Sleep is an important part of a toddler's health and development, so be sure to stick with steady nap and bed times, says Dr. Barbara Huggins of Tyler, Texas. "You need to schedule a set bedtime, give or take 30 minutes. Having a regular nightly routine, such as reading books or taking a bath, will help create a calming atmosphere. And while nap times might vary in length and frequency, pay attention to your child's cues and at least get her to lie down when she's tired during the day. Many times toddlers will fall asleep on their own."
It might be hard--especially when you're in a crowded store and all eyes are on you--but the best way to handle a screaming toddler is to pretend it's not happening, explains Dr. Tanya Remer Altmann of Los Angeles, co-editor of Caring for Your Baby and Young Child. "As long as the child is in a safe place, look away.

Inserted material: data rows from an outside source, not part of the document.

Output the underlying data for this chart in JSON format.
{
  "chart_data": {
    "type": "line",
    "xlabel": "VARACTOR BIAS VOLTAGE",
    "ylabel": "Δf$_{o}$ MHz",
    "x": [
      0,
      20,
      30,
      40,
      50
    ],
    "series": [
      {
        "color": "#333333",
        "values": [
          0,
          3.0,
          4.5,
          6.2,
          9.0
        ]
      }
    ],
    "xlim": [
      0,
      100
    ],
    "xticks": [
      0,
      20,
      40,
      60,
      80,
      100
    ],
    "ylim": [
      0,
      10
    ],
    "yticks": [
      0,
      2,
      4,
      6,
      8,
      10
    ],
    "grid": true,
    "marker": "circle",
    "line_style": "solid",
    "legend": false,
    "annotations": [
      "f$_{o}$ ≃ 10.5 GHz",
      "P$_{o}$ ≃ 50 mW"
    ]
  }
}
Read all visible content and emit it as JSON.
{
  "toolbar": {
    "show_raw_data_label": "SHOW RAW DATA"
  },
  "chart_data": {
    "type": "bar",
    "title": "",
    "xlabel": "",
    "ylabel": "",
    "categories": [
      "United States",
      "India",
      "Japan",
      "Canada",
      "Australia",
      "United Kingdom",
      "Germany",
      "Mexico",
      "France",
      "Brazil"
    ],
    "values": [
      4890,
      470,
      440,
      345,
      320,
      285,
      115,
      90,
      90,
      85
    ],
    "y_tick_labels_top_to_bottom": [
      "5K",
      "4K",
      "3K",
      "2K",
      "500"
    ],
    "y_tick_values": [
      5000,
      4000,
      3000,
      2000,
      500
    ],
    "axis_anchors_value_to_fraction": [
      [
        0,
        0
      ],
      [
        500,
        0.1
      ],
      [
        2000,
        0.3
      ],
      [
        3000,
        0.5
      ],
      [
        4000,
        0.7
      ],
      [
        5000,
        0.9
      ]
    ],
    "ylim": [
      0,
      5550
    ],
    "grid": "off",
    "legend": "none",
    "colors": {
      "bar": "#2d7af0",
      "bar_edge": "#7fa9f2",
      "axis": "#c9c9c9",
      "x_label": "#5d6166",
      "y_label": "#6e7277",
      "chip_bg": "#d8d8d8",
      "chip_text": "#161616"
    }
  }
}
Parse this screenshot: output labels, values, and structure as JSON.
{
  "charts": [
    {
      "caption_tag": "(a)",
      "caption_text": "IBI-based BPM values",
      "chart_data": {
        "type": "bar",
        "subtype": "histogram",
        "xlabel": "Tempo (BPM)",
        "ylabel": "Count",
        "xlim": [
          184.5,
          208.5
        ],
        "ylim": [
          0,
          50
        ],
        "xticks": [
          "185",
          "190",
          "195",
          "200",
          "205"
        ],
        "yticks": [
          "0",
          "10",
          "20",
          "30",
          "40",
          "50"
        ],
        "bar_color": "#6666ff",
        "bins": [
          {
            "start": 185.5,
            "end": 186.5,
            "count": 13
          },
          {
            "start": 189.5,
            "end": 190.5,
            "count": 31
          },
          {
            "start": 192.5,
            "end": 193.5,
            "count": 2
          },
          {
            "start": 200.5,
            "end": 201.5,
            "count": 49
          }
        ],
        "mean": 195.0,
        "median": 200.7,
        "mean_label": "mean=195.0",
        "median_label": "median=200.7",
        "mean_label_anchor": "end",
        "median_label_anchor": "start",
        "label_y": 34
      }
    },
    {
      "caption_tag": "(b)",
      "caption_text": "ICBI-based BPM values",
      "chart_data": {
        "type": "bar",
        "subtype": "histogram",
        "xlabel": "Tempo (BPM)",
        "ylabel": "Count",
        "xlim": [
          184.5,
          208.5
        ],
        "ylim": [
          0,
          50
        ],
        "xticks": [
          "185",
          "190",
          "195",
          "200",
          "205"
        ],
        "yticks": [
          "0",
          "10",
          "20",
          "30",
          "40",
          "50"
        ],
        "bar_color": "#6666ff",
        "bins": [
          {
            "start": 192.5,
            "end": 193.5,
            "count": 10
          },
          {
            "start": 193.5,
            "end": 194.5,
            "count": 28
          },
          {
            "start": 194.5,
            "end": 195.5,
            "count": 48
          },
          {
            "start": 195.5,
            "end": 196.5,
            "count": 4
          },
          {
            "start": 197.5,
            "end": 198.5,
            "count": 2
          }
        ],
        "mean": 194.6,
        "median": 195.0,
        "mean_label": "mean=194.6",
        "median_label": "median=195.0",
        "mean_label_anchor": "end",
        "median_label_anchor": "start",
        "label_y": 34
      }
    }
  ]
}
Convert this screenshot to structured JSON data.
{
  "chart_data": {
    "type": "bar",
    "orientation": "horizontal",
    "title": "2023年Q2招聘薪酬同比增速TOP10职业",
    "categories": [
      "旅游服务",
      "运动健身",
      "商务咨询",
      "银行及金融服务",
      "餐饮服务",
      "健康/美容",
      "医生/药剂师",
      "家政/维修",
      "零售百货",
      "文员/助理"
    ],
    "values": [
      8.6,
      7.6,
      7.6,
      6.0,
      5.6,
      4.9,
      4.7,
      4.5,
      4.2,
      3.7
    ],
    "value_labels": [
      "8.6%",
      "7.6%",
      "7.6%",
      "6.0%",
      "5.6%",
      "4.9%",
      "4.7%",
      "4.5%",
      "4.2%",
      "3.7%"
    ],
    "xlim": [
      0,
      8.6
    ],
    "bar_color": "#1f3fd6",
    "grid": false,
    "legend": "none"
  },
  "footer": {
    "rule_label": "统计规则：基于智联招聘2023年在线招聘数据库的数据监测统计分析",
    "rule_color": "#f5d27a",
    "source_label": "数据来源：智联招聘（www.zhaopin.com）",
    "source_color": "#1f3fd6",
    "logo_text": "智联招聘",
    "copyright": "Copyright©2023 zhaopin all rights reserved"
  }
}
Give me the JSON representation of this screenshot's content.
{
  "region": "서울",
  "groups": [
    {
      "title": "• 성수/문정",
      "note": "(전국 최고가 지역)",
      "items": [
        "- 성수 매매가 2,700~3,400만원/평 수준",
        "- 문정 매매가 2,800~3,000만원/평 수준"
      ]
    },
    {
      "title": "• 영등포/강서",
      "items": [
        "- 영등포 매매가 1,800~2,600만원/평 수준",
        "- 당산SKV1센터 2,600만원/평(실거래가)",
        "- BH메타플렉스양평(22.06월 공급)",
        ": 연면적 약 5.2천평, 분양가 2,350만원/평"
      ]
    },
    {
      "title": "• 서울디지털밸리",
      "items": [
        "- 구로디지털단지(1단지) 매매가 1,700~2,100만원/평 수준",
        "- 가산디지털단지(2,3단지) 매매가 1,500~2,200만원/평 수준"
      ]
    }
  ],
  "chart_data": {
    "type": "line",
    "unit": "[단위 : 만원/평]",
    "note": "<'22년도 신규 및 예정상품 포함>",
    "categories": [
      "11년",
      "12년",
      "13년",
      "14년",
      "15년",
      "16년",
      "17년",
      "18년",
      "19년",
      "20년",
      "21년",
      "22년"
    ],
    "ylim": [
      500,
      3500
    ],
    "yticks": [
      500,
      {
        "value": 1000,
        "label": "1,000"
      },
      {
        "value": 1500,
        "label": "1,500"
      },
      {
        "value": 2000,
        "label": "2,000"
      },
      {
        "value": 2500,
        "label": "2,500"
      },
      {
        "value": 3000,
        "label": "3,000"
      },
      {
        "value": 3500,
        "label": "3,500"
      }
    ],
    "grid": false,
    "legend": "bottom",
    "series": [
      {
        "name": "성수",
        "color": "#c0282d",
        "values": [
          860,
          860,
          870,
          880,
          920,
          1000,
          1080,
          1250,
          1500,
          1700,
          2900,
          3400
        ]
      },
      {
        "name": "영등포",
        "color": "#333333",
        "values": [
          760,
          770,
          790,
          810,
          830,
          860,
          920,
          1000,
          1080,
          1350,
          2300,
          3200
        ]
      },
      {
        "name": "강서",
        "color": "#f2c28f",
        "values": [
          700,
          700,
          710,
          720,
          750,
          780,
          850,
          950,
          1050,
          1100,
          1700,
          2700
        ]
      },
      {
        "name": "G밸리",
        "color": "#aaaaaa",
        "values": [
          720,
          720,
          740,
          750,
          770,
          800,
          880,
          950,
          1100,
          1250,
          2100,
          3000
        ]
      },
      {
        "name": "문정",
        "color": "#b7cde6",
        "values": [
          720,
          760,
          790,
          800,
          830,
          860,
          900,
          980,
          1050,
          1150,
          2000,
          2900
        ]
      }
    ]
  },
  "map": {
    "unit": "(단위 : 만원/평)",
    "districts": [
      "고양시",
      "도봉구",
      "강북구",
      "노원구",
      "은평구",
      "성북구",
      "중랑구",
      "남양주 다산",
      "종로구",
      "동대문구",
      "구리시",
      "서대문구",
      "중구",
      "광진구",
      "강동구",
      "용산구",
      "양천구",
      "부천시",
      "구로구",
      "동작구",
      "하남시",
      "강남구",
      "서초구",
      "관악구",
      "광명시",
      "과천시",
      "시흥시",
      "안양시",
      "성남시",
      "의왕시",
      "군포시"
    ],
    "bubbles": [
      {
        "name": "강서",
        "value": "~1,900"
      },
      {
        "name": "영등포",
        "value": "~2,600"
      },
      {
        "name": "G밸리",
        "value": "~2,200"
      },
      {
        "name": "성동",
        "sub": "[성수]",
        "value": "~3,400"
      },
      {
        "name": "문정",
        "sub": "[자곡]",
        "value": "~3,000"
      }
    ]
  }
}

They are looking for attention and when they don't get it, the tantrum will stop." Not sure it will work? Dr. Altmann also suggests bringing along books and toys that will distract your little one when she's getting antsy.
Small talk is the best way to maximize your child's speech development, says Dr. Michele Saysana of Indianapolis. "When you are in the car, point out different things such as cars, trucks, houses, and other buildings. You can talk about the differences in things in terms of size, color, shape, and what different things do. You'll be amazed at what your children will remember next time you're in the car! Of course, you reading and singing songs with them will also teach language development and patterns."
"I always remind parents that no one is perfect, and we all make mistakes," says Dr. Heather Lubell of Philadelphia. "There is always a neighbor or friend doing something differently, and that doesn't mean one is right or one is wrong. Trust your parental instincts, and most importantly, love your children and let them know it." And when you just can't take another minute of screaming or whining, feel free to give yourself a time-out. "Put your child in safe place and then take a few minutes to cool off," Dr. Lubell says.